When you type something on your computer keyboard can you be sure that you are the only one who reads your words?
Even if you appear to be alone your privacy may not be intact.
WHAT IS A KEYSTROKE LOGGER?
A keystroke logger is one of the most dangerous forms of spyware.
Dangerous because not only can it snoop on your computer-related activities but because it can also relay all that you do back to a remote computer.
From there, the owner of the keylogger can likely discover your name, address, credit card and bank account numbers, Social Security number,…, you get the picture.
A keystroke logger can give so much information about you away that identity theft will be just around the corner.
Of course keystroke loggers are not a new phenomenon – they have been around for a great many years.
However, with all the other threats to be found online, such as scams, spam, viruses, etc, key loggers are no longer at the forefront of people’s minds.
Considering the devastation they can inflict, they should be!
3 TYPES OF KEYSTROKE LOGGER
Here’s a brief description of the types of keystroke logger that you may encounter –
Windows operating systems have an in-built function called ‘SetWindowsHookEx’.
As you may be able to guess, this function monitors key strokes.

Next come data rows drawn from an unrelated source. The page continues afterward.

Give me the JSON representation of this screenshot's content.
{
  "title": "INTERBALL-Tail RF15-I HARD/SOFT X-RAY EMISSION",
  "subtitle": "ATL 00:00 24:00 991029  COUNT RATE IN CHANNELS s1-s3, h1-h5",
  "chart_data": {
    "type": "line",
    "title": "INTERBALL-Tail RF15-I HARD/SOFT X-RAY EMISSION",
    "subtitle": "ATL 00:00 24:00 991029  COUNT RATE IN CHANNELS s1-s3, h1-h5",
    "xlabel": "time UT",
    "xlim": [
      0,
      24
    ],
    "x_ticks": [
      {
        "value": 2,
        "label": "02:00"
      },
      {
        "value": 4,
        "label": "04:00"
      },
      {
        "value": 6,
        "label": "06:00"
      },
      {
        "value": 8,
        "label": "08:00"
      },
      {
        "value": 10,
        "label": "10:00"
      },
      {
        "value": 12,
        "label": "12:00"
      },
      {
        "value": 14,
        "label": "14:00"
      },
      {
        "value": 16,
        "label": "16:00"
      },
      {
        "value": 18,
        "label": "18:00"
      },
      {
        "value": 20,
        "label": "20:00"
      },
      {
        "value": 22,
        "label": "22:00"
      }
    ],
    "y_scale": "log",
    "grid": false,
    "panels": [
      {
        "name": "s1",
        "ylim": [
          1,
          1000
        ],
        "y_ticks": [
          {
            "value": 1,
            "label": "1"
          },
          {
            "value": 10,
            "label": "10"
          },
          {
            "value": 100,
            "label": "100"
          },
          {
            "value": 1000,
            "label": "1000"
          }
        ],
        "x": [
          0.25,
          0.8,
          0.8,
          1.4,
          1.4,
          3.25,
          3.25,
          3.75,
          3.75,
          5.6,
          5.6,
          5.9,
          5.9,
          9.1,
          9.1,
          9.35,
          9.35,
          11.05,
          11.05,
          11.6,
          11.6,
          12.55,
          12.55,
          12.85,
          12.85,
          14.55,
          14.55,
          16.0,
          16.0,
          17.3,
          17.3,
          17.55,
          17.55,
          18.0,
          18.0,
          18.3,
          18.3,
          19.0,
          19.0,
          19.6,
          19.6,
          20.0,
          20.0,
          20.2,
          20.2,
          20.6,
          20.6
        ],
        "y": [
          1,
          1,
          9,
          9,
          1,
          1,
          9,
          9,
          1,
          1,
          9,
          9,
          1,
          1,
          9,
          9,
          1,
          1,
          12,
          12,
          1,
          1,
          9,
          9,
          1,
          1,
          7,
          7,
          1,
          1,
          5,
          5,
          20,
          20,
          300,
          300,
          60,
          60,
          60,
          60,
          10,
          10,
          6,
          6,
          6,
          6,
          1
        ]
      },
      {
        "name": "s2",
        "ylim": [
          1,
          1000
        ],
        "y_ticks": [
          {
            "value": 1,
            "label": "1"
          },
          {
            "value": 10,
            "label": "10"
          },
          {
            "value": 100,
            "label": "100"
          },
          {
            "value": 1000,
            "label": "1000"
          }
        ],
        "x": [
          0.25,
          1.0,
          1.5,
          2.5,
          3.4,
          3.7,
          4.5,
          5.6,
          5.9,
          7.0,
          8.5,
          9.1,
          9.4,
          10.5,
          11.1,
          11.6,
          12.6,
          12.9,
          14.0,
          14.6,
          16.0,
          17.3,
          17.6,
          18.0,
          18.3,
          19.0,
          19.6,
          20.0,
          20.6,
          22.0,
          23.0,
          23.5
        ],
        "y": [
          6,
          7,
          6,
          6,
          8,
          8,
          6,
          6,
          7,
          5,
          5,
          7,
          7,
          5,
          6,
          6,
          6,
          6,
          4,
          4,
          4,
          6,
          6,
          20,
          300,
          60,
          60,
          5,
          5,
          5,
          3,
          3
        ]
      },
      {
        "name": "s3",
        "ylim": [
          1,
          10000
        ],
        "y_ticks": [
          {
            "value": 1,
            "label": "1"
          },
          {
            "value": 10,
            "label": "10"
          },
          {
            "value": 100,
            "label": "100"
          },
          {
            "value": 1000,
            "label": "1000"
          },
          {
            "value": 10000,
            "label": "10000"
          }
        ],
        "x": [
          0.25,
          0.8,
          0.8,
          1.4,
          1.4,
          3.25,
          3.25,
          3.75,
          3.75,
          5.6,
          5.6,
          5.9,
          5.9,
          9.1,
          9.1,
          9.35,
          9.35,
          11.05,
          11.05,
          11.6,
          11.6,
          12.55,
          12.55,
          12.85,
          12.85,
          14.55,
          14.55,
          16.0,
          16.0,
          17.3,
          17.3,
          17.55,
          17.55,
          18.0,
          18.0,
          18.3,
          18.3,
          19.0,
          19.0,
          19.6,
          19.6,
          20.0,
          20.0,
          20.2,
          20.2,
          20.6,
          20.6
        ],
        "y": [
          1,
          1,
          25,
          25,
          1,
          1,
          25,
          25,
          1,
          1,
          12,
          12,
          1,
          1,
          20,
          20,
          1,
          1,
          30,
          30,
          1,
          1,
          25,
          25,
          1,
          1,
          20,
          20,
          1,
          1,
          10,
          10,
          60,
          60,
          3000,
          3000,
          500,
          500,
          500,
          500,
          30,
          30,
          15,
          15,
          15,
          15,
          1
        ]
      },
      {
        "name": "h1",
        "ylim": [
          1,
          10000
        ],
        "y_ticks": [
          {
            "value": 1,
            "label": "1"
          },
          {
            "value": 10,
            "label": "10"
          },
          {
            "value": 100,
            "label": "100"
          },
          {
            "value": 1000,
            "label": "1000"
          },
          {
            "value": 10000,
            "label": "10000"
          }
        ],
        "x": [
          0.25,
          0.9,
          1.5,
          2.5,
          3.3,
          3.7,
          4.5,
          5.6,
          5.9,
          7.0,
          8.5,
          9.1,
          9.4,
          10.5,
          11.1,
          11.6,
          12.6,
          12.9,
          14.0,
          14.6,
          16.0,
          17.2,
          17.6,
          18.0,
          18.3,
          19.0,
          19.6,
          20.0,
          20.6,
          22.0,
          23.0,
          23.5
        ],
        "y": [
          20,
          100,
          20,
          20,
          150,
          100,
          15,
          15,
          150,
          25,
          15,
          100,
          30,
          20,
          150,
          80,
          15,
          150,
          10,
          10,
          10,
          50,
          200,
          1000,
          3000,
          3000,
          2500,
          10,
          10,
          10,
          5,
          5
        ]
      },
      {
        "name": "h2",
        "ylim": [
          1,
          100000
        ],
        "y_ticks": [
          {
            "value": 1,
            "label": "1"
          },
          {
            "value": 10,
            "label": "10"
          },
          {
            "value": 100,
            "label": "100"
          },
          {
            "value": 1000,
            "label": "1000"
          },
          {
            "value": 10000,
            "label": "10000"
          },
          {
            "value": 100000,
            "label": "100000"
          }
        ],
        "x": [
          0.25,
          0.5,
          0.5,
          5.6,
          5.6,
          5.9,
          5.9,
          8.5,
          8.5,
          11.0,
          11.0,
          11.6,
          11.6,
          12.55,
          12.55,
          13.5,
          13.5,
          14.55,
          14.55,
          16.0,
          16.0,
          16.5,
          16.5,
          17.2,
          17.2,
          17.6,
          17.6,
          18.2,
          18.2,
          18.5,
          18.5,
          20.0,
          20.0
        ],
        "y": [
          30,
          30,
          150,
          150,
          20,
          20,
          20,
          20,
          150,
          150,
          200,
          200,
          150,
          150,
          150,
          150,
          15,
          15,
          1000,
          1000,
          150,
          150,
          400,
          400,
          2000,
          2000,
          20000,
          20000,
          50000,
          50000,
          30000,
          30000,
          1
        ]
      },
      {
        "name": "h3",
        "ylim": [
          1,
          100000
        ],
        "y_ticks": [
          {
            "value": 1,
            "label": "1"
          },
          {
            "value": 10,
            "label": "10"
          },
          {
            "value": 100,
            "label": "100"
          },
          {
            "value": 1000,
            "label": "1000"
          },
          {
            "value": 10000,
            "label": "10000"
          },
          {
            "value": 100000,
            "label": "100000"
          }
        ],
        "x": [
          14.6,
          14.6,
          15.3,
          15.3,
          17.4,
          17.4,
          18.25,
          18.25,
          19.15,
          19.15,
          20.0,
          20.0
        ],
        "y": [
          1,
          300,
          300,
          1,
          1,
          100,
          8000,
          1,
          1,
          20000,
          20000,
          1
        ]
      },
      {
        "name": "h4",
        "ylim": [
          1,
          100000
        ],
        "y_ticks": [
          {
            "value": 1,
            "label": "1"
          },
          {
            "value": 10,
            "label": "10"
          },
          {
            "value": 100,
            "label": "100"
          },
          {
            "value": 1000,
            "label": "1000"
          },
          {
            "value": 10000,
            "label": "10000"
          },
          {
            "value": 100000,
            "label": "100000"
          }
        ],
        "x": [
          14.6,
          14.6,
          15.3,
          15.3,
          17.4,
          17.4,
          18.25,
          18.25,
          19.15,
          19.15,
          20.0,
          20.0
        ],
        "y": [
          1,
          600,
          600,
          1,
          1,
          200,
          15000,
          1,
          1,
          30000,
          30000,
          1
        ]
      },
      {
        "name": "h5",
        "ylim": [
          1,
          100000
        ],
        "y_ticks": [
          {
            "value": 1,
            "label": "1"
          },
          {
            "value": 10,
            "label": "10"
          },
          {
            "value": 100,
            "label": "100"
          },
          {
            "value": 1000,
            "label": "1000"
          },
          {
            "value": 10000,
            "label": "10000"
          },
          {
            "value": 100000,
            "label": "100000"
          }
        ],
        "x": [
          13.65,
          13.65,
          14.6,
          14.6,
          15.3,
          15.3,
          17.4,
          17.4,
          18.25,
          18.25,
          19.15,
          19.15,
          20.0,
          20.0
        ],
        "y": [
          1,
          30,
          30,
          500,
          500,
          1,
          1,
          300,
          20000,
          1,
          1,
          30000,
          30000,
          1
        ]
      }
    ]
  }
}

Whilst there are legitimate uses for this function, a hacker could utilise it for their own nefarious purposes if given the opportunity.
Kernel / Driver Loggers
This type of keystroke logger is, perhaps, the hardest to detect.
A kernel logger will receive information directly from an input device, such as a keyboard, via the operating system.
Such a logger can be used to read key strokes and is often executed at the beginning of the boot sequence, before anti-spyware programs, allowing it to remain undetected.
A hardware logger is a physical device that is usually places between the computer and it’s keyboard.
Typically, it will be small enough to go undetected for some time.
A hardware logger may be a surefire way to capture key strokes, though physical access to the target machine is quite obviously required for installation to be successful.
5 WAYS TO DEFEND AGAINST KEYSTROKE LOGGERS
The following 5 basic and common sense tips should help you avoid having a keylogger installed onto your system –
- Scan your entire system for viruses and spyware on a regular basis
- Question the origin of every email you receive, even if they appear to be from friends
- Never, ever, open email attachments unless you are 100% certain they are safe
- Always have a firewall running to block unauthorised traffic
- Avoid clicking on pop-up windows on websites
Spyware is an ever-increasing problem, and one which may surpass viruses as the biggest threat and nuisance in the online world.
It may well be worth investing in a quality anti-spyware package to bolster your defence against keyloggers as well as a whole host of other undesirable side effects of the world wide web.